You see learning to submit to/honor authority is a vitally important characteristic that must be learned. The principle is inherent to life in God’s design. So, you will either learn the easy way or the hard way.

 Consequently, whoever rebels against the authority is rebelling
against what God has instituted, and those who
do so will bring judgment on themselves. (Romans 13:2, HCSB)

This is true for every area of our lives.

On a personal note, I can think of many times in my life when I rejected authority, good positive, healthy authority, which caused me to miss some amazing opportunities. I am also guilty of complying for selfish reasons then removing myself from under an authority of which God had established and because of that I missed God’s blessings and protection that would have come from that authority. Doh!

Can you think of times when you have done that?

Now the reality is not all who are in positions of authority are good. Let me stress that I am not talking about being a doormat. But as much as possible you should strive to follow the principle to respect and honor the authority. Trust me, I have counseled enough students in my time to know that some of them have terrible parents. You may have a terrible boss or an unloving husband. How can you submit to a disreputable person?

Submit unto ______________ as to the Lord.
Until God removes you, removes him, he repents, circumstances change
or your conscious lets you move on, submit.

This principle grants peace to your conscience, which is a blessing in and of itself when dealing with a difficult person.

Therefore, it is necessary to submit to the authorities,
not only because of possible punishment but also as a matter of conscience.
(Romans 13:5, HCSB)

In other words do not needlessly dishonor or disrepute those in authority. By taking this approach your conscience will remain clear. God can deal with those in authority so much more completely than you can and your submission will heap coals on their heads, it puts them under conviction.

The imminent benefit: living by this principle allows you to have a healthy relationship with the authorities over you which can open all kinds of doors for you for the rest of your life.

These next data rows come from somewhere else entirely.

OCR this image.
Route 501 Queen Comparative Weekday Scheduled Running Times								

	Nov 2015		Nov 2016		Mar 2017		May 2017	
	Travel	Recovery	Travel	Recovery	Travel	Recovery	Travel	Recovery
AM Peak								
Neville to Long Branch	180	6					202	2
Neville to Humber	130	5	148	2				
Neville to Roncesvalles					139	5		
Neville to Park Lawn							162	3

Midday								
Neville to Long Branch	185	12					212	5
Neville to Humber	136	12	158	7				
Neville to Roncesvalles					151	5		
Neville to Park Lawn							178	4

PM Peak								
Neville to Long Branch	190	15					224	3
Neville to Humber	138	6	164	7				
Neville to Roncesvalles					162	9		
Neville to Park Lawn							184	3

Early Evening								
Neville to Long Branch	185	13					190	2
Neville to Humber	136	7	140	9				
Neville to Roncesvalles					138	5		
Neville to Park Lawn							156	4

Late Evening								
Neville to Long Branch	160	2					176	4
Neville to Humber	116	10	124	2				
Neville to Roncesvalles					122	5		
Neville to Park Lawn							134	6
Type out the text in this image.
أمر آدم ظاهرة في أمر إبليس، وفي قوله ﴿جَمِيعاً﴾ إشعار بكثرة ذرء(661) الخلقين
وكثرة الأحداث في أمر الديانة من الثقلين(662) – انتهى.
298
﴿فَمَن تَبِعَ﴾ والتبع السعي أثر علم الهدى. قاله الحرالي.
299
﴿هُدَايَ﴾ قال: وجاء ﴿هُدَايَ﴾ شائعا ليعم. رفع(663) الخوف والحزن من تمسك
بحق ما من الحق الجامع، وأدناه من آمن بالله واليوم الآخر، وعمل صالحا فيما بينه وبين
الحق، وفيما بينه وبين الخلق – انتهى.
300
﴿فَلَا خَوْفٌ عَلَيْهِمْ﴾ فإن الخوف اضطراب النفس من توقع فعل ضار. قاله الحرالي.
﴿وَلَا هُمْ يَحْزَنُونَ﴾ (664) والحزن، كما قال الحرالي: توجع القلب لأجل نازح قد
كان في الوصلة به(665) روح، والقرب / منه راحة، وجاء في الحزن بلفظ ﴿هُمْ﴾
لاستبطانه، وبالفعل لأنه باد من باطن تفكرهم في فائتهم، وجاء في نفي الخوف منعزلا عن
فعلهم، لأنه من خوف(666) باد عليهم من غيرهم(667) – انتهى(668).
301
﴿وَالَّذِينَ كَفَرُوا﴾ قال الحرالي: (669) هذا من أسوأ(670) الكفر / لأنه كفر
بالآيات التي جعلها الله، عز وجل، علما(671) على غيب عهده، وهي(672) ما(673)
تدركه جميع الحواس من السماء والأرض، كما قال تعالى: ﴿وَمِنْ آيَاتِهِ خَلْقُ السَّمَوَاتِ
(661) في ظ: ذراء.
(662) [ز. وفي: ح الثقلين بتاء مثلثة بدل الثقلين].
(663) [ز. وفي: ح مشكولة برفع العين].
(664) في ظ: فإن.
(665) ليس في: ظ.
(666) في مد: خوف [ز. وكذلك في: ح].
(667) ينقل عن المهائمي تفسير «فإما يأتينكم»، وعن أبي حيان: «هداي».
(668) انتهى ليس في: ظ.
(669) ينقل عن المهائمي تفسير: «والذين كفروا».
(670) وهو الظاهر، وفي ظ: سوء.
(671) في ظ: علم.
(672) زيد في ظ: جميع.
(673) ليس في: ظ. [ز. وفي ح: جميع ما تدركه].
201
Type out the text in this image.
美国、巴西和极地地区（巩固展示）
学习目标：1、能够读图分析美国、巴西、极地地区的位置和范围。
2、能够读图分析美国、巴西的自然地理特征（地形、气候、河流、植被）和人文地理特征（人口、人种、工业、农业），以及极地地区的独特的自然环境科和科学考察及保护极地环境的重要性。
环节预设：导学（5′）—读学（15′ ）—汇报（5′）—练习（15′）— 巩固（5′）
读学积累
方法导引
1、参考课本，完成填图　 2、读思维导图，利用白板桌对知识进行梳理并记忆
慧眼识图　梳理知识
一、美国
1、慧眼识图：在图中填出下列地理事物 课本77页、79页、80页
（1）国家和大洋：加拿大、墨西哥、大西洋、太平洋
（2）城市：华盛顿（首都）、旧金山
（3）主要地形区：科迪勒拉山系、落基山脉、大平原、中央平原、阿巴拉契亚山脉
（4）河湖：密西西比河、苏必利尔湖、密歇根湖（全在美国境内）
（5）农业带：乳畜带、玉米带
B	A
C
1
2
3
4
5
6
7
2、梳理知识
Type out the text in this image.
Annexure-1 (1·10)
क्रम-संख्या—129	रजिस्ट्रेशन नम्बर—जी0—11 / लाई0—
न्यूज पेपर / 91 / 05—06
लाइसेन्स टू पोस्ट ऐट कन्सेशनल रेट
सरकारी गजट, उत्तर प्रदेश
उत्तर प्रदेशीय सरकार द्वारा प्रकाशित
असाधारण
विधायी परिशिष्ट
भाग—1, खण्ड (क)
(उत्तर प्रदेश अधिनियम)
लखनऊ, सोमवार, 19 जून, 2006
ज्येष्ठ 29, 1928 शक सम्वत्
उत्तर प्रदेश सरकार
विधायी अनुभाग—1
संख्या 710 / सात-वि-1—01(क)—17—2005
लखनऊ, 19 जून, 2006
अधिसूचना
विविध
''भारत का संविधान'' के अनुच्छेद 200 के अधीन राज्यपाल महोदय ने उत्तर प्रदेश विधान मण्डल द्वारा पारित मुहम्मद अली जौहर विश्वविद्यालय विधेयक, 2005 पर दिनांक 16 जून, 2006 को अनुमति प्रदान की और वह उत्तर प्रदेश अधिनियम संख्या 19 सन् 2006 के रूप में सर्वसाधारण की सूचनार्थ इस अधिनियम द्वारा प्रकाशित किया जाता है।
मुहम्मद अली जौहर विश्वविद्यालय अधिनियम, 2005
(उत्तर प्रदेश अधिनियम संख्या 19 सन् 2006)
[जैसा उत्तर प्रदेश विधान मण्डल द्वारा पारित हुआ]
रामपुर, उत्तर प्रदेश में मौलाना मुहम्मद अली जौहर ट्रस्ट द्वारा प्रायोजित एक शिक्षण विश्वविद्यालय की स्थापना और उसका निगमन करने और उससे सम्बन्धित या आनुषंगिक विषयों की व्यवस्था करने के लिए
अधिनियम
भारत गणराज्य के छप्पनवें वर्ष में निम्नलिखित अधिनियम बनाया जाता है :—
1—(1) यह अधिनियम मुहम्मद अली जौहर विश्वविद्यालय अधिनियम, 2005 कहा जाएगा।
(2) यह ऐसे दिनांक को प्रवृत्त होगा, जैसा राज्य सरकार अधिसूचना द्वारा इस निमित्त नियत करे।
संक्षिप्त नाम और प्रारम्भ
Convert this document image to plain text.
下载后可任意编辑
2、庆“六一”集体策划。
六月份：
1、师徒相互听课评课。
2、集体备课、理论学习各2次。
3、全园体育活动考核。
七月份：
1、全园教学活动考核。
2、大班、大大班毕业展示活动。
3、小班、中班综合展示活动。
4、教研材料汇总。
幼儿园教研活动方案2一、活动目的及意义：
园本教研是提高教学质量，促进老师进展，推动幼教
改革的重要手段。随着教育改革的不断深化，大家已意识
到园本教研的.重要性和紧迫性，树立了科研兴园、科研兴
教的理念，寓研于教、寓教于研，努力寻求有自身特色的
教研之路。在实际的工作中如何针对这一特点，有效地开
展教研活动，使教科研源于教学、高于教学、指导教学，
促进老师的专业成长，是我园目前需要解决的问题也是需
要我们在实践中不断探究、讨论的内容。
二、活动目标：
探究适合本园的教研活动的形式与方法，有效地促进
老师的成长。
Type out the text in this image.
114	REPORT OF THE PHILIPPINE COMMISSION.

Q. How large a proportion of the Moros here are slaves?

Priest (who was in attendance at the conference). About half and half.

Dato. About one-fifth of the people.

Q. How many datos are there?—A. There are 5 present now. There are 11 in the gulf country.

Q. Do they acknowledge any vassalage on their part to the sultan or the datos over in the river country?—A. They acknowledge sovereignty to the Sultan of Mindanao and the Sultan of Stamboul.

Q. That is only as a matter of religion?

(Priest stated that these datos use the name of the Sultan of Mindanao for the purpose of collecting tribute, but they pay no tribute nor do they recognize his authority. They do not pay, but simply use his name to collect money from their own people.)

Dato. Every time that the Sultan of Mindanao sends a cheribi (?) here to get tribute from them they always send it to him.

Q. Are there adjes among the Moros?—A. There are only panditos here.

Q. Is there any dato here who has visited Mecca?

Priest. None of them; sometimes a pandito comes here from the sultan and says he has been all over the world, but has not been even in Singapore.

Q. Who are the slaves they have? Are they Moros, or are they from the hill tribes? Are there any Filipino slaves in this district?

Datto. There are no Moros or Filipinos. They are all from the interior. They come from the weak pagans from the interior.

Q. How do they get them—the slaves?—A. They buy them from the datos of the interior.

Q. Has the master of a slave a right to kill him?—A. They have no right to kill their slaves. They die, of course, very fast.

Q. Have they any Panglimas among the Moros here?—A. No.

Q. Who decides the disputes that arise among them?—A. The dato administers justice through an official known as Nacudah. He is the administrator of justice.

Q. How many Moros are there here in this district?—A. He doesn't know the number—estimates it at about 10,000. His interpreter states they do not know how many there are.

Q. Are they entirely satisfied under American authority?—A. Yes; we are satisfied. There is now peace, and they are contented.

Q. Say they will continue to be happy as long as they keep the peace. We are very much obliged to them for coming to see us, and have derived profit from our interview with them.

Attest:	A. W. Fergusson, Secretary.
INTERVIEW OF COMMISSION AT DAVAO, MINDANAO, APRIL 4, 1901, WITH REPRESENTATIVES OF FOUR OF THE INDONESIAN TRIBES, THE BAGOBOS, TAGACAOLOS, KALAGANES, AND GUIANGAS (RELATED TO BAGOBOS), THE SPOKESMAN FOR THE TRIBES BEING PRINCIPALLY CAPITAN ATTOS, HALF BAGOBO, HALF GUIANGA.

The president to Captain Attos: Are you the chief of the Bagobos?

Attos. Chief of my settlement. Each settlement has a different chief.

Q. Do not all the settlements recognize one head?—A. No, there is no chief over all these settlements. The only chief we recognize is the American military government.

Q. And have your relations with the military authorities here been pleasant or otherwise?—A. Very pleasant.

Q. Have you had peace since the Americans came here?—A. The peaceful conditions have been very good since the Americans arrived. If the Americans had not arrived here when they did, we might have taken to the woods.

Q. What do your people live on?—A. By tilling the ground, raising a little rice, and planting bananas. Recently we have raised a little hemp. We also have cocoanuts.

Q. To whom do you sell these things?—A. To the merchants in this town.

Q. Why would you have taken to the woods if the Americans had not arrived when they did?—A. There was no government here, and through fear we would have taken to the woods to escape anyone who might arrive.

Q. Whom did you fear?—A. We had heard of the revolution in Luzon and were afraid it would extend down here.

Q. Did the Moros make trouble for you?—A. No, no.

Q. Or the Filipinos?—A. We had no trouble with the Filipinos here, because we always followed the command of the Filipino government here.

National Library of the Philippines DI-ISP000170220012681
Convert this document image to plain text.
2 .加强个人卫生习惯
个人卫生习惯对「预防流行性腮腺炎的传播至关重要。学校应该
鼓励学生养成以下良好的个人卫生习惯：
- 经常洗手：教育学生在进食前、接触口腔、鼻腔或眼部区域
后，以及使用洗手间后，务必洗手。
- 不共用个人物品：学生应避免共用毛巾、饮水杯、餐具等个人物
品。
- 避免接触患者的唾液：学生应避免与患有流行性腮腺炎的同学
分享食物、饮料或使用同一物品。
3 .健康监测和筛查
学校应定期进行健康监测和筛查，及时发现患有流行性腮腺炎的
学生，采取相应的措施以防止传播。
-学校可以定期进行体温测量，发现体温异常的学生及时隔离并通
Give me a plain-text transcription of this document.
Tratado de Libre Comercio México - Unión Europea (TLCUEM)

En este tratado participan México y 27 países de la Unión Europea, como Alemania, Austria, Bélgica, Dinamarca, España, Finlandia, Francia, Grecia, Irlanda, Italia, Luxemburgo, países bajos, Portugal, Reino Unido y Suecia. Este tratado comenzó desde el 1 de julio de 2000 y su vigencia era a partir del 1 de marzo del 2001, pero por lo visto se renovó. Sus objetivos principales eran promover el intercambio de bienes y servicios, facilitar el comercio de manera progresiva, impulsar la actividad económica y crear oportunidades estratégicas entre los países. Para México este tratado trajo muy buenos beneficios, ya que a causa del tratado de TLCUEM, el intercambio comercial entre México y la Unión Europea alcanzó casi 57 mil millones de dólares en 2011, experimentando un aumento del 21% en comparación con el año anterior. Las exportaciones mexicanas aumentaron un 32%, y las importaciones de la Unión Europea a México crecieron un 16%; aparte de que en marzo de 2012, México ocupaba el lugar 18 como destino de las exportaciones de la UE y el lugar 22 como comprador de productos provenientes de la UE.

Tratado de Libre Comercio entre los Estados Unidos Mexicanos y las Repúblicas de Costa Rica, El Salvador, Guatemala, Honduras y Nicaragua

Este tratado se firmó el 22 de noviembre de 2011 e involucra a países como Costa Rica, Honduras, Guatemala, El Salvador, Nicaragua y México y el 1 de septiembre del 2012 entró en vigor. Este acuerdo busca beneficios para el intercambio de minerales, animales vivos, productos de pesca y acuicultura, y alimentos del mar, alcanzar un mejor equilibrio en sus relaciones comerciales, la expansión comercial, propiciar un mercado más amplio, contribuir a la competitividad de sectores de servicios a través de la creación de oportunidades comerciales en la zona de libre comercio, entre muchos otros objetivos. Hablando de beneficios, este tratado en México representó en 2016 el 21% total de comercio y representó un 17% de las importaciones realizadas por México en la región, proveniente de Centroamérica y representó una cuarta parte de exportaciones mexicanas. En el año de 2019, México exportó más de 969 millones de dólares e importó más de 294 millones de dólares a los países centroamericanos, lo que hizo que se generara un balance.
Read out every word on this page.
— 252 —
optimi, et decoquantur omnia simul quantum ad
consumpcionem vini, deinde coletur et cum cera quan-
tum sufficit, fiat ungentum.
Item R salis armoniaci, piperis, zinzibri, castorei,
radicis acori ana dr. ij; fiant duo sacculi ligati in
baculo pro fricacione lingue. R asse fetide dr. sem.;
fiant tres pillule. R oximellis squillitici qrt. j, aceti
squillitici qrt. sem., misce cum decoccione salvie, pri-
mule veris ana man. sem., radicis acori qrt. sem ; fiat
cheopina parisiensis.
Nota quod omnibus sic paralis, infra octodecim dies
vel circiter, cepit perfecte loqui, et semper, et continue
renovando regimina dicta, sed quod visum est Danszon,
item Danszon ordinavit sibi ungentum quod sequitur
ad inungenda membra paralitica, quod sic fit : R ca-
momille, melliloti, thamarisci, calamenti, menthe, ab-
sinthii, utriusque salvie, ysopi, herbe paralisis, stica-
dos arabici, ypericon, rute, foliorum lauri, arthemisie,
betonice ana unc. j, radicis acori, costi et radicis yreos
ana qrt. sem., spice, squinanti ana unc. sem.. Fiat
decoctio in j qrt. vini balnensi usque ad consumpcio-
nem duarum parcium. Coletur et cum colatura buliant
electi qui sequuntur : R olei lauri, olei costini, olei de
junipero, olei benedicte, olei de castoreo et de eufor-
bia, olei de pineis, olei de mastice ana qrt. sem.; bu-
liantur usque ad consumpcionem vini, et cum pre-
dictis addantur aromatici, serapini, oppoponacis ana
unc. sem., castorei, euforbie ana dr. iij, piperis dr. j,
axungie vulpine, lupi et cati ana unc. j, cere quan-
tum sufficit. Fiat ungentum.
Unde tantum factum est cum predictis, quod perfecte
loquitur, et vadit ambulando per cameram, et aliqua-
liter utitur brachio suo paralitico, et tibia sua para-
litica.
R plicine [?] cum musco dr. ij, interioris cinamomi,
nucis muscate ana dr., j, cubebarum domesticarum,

It can even make you a better leader when its your time to be in charge.

You may be under a terrible boss now but honoring him or her may catch the attention of the person you really want to work for. Personally, I have had a few terrible supervisors in my time and this principle brought favor to me. I have witnessed a wife submit to an unloving husband giving him the honor and respect he didn’t deserve which radically changed him into a man who was loving and respectable. The movie War Room acknowledges this principle when one of the characters humorously stated, “Submission means that the wife ducks so God can hit her husband.” It’s funny but that is how God has designed it to work. We trust God as we submit to those in authority over us and we trust that God will judge, discipline, remove, or bring to repentance those authorities who mistreat and misuse us.

My wonderful, amazing wife has used this unfair tactic many times over our 22 years of marriage. It’s why we are still married, why I love her and why I am a much better husband, father, pastor, etc.

Have you had to learn this principle the hard way? You can change, but it will take intentional effort and …… repentance. The tendency to reject authority is part of the sin nature. I required a powerful, personal revelation of Christ through the Good News. It was only then that I voluntarily submitted to God. This voluntary submission was partly due to a revelation of his “wrath against sin” but primarily His love, grace and mercy. Those attributes are why I can now honor and respect the One I once hated and despised. My repentance opened up a whole world to me that was not accessible before. Once I humbled myself before THE AUTHORITY, began to learn His commands I learned the value of honoring other authorities and although I haven’t been perfect, missed my share of opportunities I can tell you that I have also experienced many awesome opportunities that I would never have had if I had not put this part of my life in order.